The designs of e2 feel more like a chaotic clustering of many small areas, which make it hard to identify where you are at a glance. Abundant use of alcoves and corridors don’t help, as turning in areas with low visible range will disorient us, so we can easily lose our sense of direction.
In a more realistic game, this wouldn’t necessarily be a problem, as even small areas are regularly given unique and interesting detail with scenery and use of the third dimension. But Doom cannot escape it’s own limitations, and to me this is an example of where it’s abstract geometry becomes a handicap.
3D spaces need landmarks, but Doom is limited in how it can achieve this.

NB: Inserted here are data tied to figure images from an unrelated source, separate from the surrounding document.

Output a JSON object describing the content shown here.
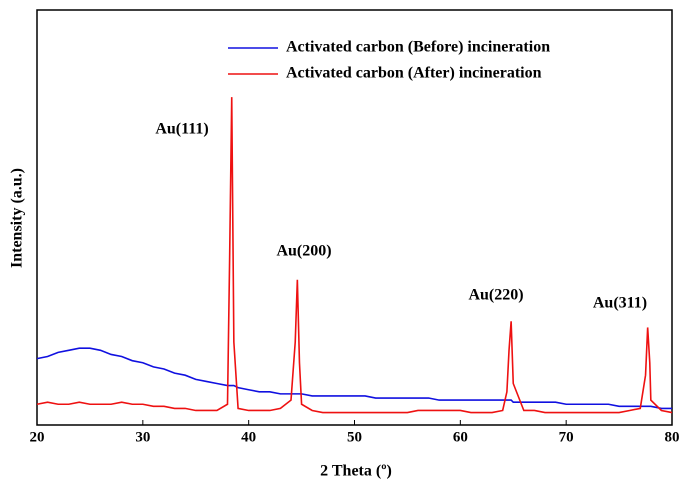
{
  "chart_data": {
    "type": "line",
    "xlabel": "2 Theta (º)",
    "ylabel": "Intensity (a.u.)",
    "x": [
      20,
      21,
      22,
      23,
      24,
      25,
      26,
      27,
      28,
      29,
      30,
      31,
      32,
      33,
      34,
      35,
      36,
      37,
      38,
      38.2,
      38.4,
      38.6,
      39,
      40,
      41,
      42,
      43,
      44,
      44.4,
      44.6,
      44.8,
      45,
      46,
      47,
      48,
      49,
      50,
      51,
      52,
      53,
      54,
      55,
      56,
      57,
      58,
      59,
      60,
      61,
      62,
      63,
      64,
      64.4,
      64.6,
      64.8,
      65,
      66,
      67,
      68,
      69,
      70,
      71,
      72,
      73,
      74,
      75,
      76,
      77,
      77.5,
      77.7,
      77.9,
      78,
      79,
      80
    ],
    "series": [
      {
        "name": "Activated carbon (Before) incineration",
        "color": "#1010e0",
        "values": [
          16,
          16.5,
          17.5,
          18,
          18.5,
          18.5,
          18,
          17,
          16.5,
          15.5,
          15,
          14,
          13.5,
          12.5,
          12,
          11,
          10.5,
          10,
          9.5,
          9.5,
          9.5,
          9.5,
          9,
          8.5,
          8,
          8,
          7.5,
          7.5,
          7.5,
          7.5,
          7.5,
          7.5,
          7,
          7,
          7,
          7,
          7,
          7,
          6.5,
          6.5,
          6.5,
          6.5,
          6.5,
          6.5,
          6,
          6,
          6,
          6,
          6,
          6,
          6,
          6,
          6,
          6,
          5.5,
          5.5,
          5.5,
          5.5,
          5.5,
          5,
          5,
          5,
          5,
          5,
          4.5,
          4.5,
          4.5,
          4.5,
          4.5,
          4.5,
          4.5,
          4,
          4
        ]
      },
      {
        "name": "Activated carbon (After) incineration",
        "color": "#ee1111",
        "values": [
          5,
          5.5,
          5,
          5,
          5.5,
          5,
          5,
          5,
          5.5,
          5,
          5,
          4.5,
          4.5,
          4,
          4,
          3.5,
          3.5,
          3.5,
          5,
          40,
          79,
          20,
          4,
          3.5,
          3.5,
          3.5,
          4,
          6,
          20,
          35,
          15,
          5,
          3.5,
          3,
          3,
          3,
          3,
          3,
          3,
          3,
          3,
          3,
          3.5,
          3.5,
          3.5,
          3.5,
          3.5,
          3,
          3,
          3,
          3.5,
          8,
          18,
          25,
          10,
          3.5,
          3.5,
          3,
          3,
          3,
          3,
          3,
          3,
          3,
          3,
          3.5,
          4,
          12,
          23.5,
          15,
          6,
          3.5,
          3
        ]
      }
    ],
    "annotations": [
      "Au(111)",
      "Au(200)",
      "Au(220)",
      "Au(311)"
    ],
    "xlim": [
      20,
      80
    ],
    "xticks": [
      20,
      30,
      40,
      50,
      60,
      70,
      80
    ],
    "ylim": [
      0,
      100
    ],
    "legend": "upper right"
  }
}
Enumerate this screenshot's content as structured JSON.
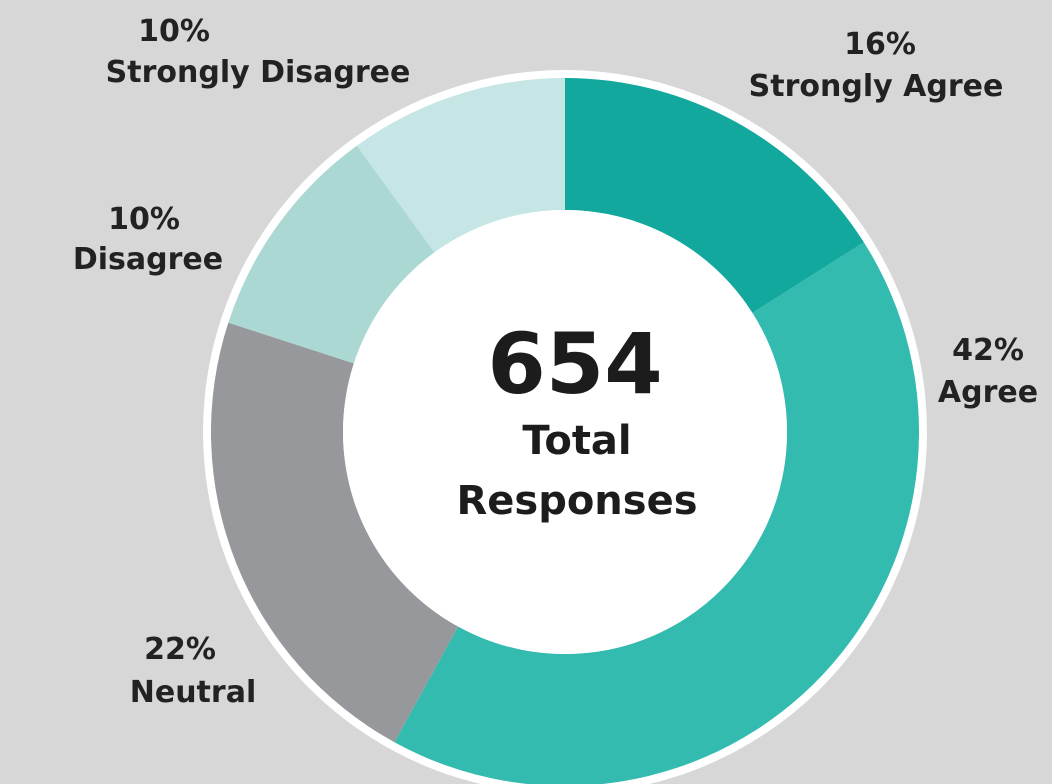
{
  "chart_data": {
    "type": "pie",
    "style": "donut",
    "center": {
      "value": "654",
      "caption_line1": "Total",
      "caption_line2": "Responses"
    },
    "slices": [
      {
        "label": "Strongly Agree",
        "percent_label": "16%",
        "value": 16,
        "color": "#13a89e"
      },
      {
        "label": "Agree",
        "percent_label": "42%",
        "value": 42,
        "color": "#33bbb0"
      },
      {
        "label": "Neutral",
        "percent_label": "22%",
        "value": 22,
        "color": "#97989b"
      },
      {
        "label": "Disagree",
        "percent_label": "10%",
        "value": 10,
        "color": "#acd8d4"
      },
      {
        "label": "Strongly Disagree",
        "percent_label": "10%",
        "value": 10,
        "color": "#c6e5e5"
      }
    ],
    "legend": "none",
    "background_color": "#d7d7d7"
  }
}
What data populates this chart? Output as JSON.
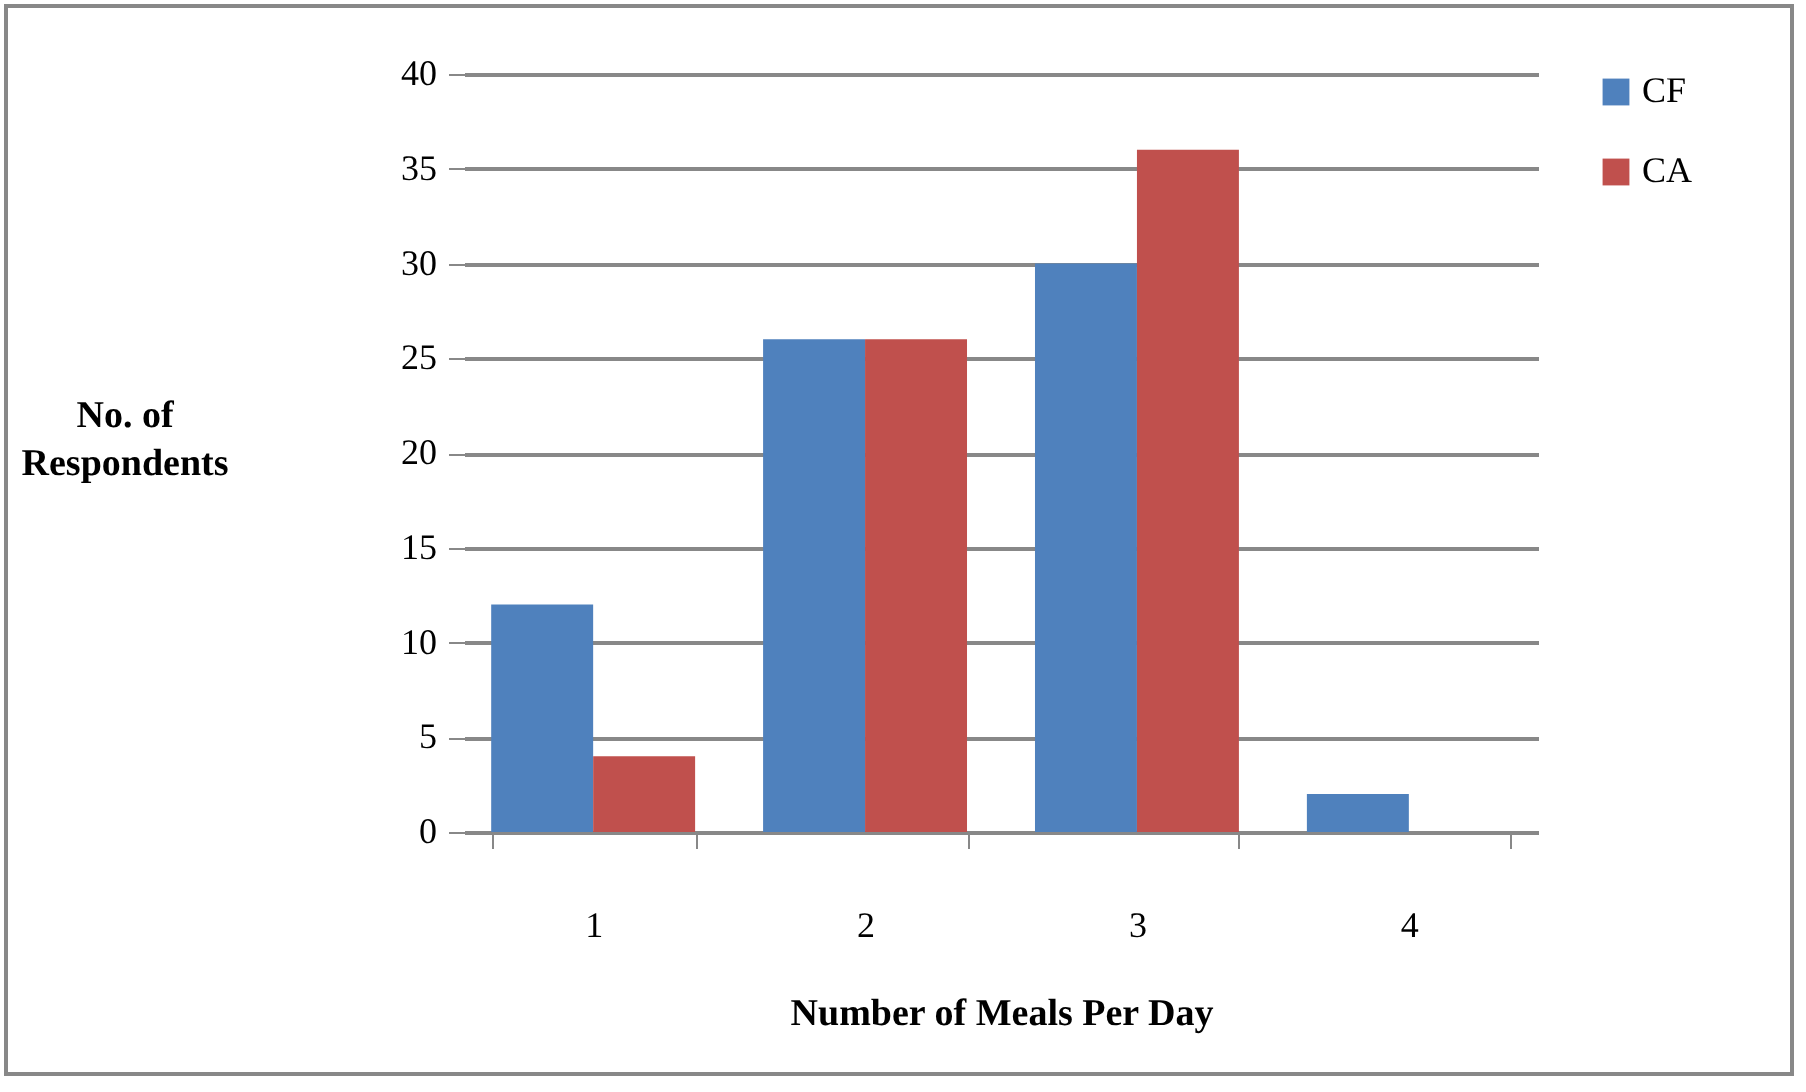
{
  "chart_data": {
    "type": "bar",
    "xlabel": "Number of Meals Per Day",
    "ylabel": "No. of Respondents",
    "categories": [
      "1",
      "2",
      "3",
      "4"
    ],
    "series": [
      {
        "name": "CF",
        "color": "#4f81bd",
        "values": [
          12,
          26,
          30,
          2
        ]
      },
      {
        "name": "CA",
        "color": "#c0504d",
        "values": [
          4,
          26,
          36,
          0
        ]
      }
    ],
    "ylim": [
      0,
      40
    ],
    "yticks": [
      0,
      5,
      10,
      15,
      20,
      25,
      30,
      35,
      40
    ],
    "grid": "y",
    "legend": "right"
  }
}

So what are the consequences of this? If the player loses their sense of direction, they have no guide as to where they should go next. They’ll run around aimlessly hoping to stumble upon something new. If that means backtracking, then it quickly becomes boring. But even if we manage to progress, encounters will feel less engaging – it’s just one room after another of monsters – as each encounter becomes less meaningful in the bigger picture.